I can't believe I was once even fooled to having them stuck in my head. Such horrible thieves (not even trying to hide their die-hard copying), copy-cats, dreary-eyed pop band, and a man who just sings with his hands behind his back cannot be classified as a performer.

Time to bring in Bernie, Led Zeppelin or The Who. At least they would know what to do about all this nonsense.

Craig nofxdabode fan on October 27, 2010:


yea a just saw this band headline Glasgows king tuts last month n they were unbelivable,

a really hope they do well to, with all the bullshit music out there we need another honest rock band!!

crassnsilly (author) from leigh-on-sea on October 19, 2010:


love the energy, and songs lasting 2:10 are always welcome. I hope this lot make a living from it. Bring back the 8-track. Heard Every Fallen In Love by The Buzzcocks the other day, and it sounds fresh 30-odd years later.



crassnsilly (author) from leigh-on-sea on September 15, 2010:


You're talking about all music, not songs. It's not difficult to see the distinction is it? I'd love to read your stuff ...

SearchFriendlyName on September 14, 2010:

So all songs must be little stories, eh? All of them? No room for artistic licence? Creating a mood..? Imagery? Psychedelia? No? Shame.

It's music, not literature. All that really matters is that it SOUND GOOD. Having EVERY song be about something would be as formulaic and dull as, well, Oasis.

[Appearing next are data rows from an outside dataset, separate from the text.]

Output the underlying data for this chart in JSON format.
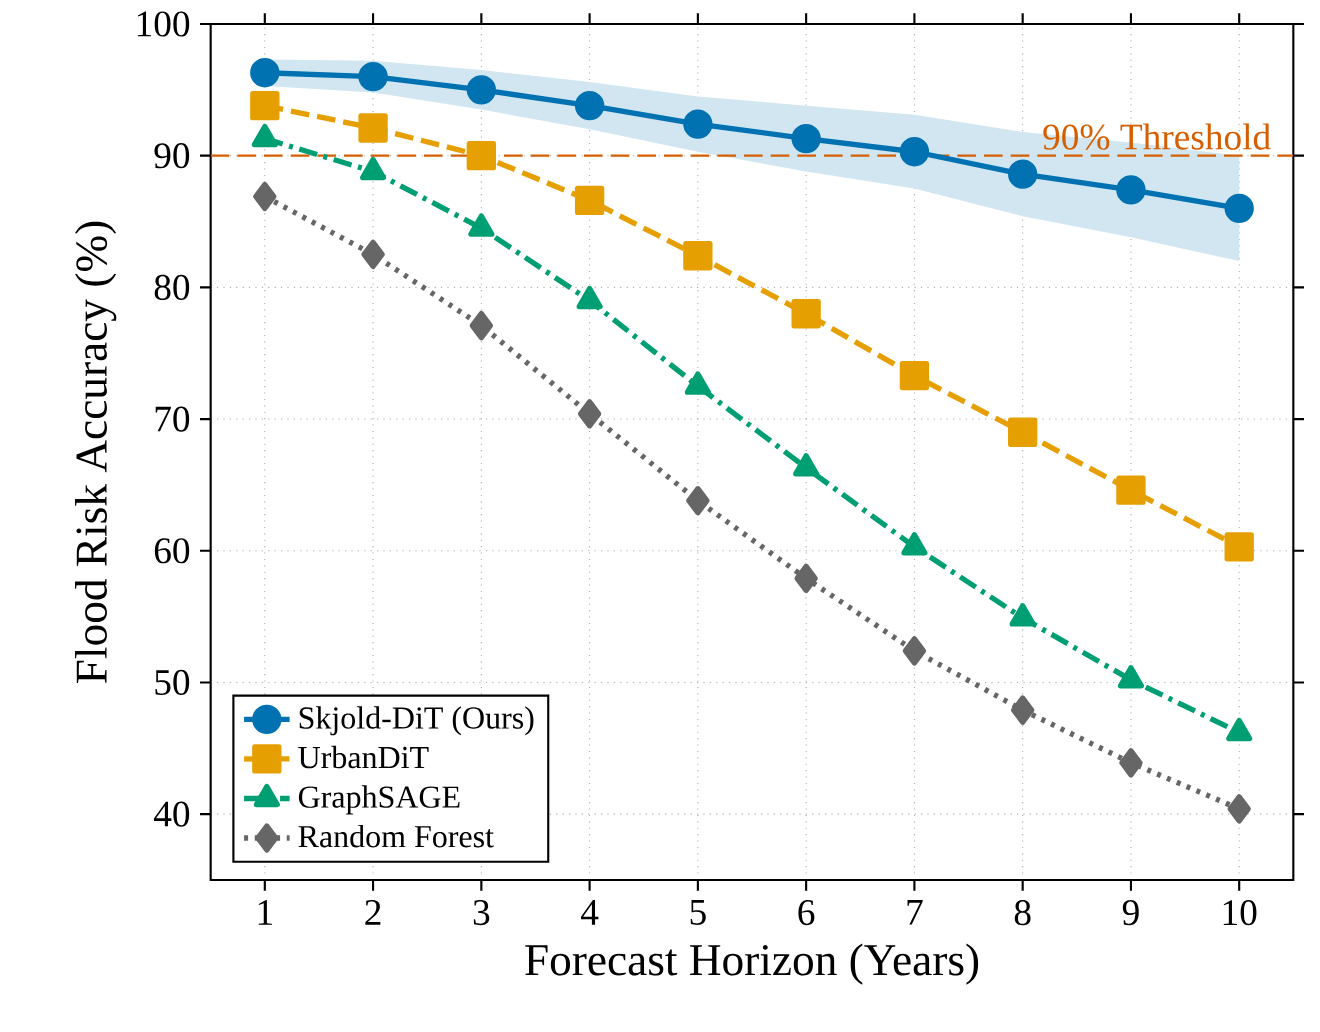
{
  "chart_data": {
    "type": "line",
    "xlabel": "Forecast Horizon (Years)",
    "ylabel": "Flood Risk Accuracy (%)",
    "x": [
      1,
      2,
      3,
      4,
      5,
      6,
      7,
      8,
      9,
      10
    ],
    "xlim": [
      0.5,
      10.5
    ],
    "ylim": [
      35,
      100
    ],
    "xticks": [
      1,
      2,
      3,
      4,
      5,
      6,
      7,
      8,
      9,
      10
    ],
    "yticks": [
      40,
      50,
      60,
      70,
      80,
      90,
      100
    ],
    "grid": true,
    "legend": "bottom left",
    "series": [
      {
        "name": "Skjold-DiT (Ours)",
        "color": "#0072b2",
        "marker": "circle",
        "line_style": "solid",
        "values": [
          96.3,
          96.0,
          95.0,
          93.8,
          92.4,
          91.3,
          90.3,
          88.6,
          87.4,
          86.0
        ],
        "lower": [
          95.3,
          94.8,
          93.5,
          92.0,
          90.3,
          88.8,
          87.5,
          85.4,
          83.8,
          82.0
        ],
        "upper": [
          97.3,
          97.2,
          96.5,
          95.6,
          94.5,
          93.8,
          93.1,
          91.8,
          91.0,
          90.0
        ]
      },
      {
        "name": "UrbanDiT",
        "color": "#e69f00",
        "marker": "square",
        "line_style": "dashed",
        "values": [
          93.8,
          92.1,
          90.0,
          86.6,
          82.4,
          78.0,
          73.3,
          69.0,
          64.6,
          60.3
        ]
      },
      {
        "name": "GraphSAGE",
        "color": "#009e73",
        "marker": "triangle",
        "line_style": "dashdot",
        "values": [
          91.3,
          88.8,
          84.5,
          79.0,
          72.5,
          66.3,
          60.3,
          54.9,
          50.2,
          46.2
        ]
      },
      {
        "name": "Random Forest",
        "color": "#666666",
        "marker": "diamond",
        "line_style": "dotted",
        "values": [
          86.9,
          82.5,
          77.1,
          70.4,
          63.8,
          57.9,
          52.4,
          47.9,
          43.9,
          40.4
        ]
      }
    ],
    "ref_lines": [
      {
        "axis": "y",
        "value": 90,
        "label": "90% Threshold",
        "color": "#d55e00",
        "line_style": "dashed"
      }
    ]
  }
}
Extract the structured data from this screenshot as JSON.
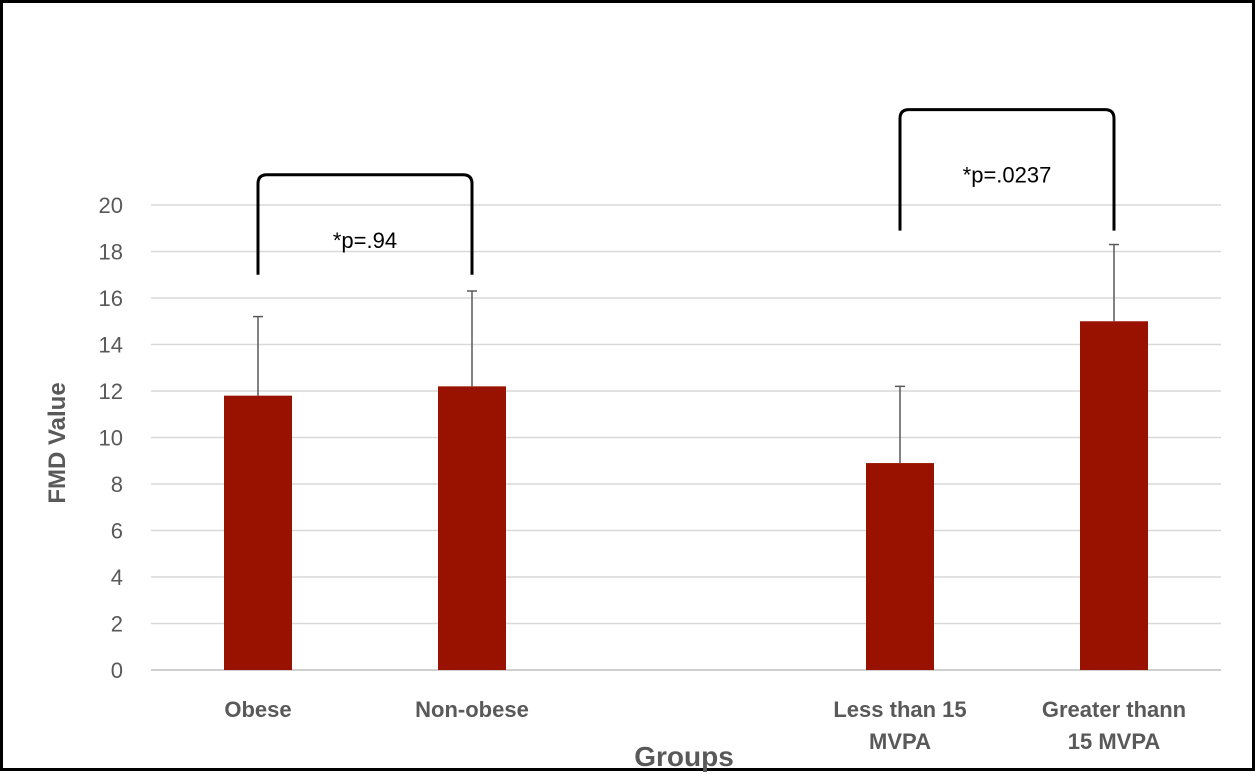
{
  "chart_data": {
    "type": "bar",
    "categories": [
      [
        "Obese"
      ],
      [
        "Non-obese"
      ],
      [
        ""
      ],
      [
        "Less than 15",
        "MVPA"
      ],
      [
        "Greater thann",
        "15 MVPA"
      ]
    ],
    "values": [
      11.8,
      12.2,
      null,
      8.9,
      15.0
    ],
    "error_upper": [
      3.4,
      4.1,
      null,
      3.3,
      3.3
    ],
    "xlabel": "Groups",
    "ylabel": "FMD Value",
    "ylim": [
      0,
      20
    ],
    "yticks": [
      "0",
      "2",
      "4",
      "6",
      "8",
      "10",
      "12",
      "14",
      "16",
      "18",
      "20"
    ],
    "grid": true,
    "legend": "none",
    "bar_color": "#991200",
    "annotations": [
      {
        "text": "*p=.94",
        "from": 0,
        "to": 1,
        "bracket_top": 21.3,
        "bracket_leg_bottom": 17.0
      },
      {
        "text": "*p=.0237",
        "from": 3,
        "to": 4,
        "bracket_top": 24.1,
        "bracket_leg_bottom": 18.9
      }
    ]
  }
}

crassnsilly (author) from leigh-on-sea on September 01, 2010:


Glad you agree. Don't get me started on the lyrics. "Slower than a cannonball"? Who is Sally? Where did she appear from? Why can she wait? How does she know it's too late? Oh, stop, I could be here all day.

Phil on August 31, 2010:

Quite right. Everyone said Oasis were the new Beatles. The Beatles had wit, intelligence and charm. Oasis had no subtlety and were like brainless Neanderthals. Little James has the worst lyric ever... 'You play with your toys, thought they make noise... You like to play with plastacine, you've even got a tambourine...' I rest my case. Oh, and you can't 'Stand on the shoulder of giants' either.

crassnsilly (author) from leigh-on-sea on March 10, 2010:

Yes, incredible that they fooled anyone in the first place. Thanks for reading.

Ben on March 10, 2010:

Oasis were incredible in the 90's, their b sides outclassed most other bands A sides.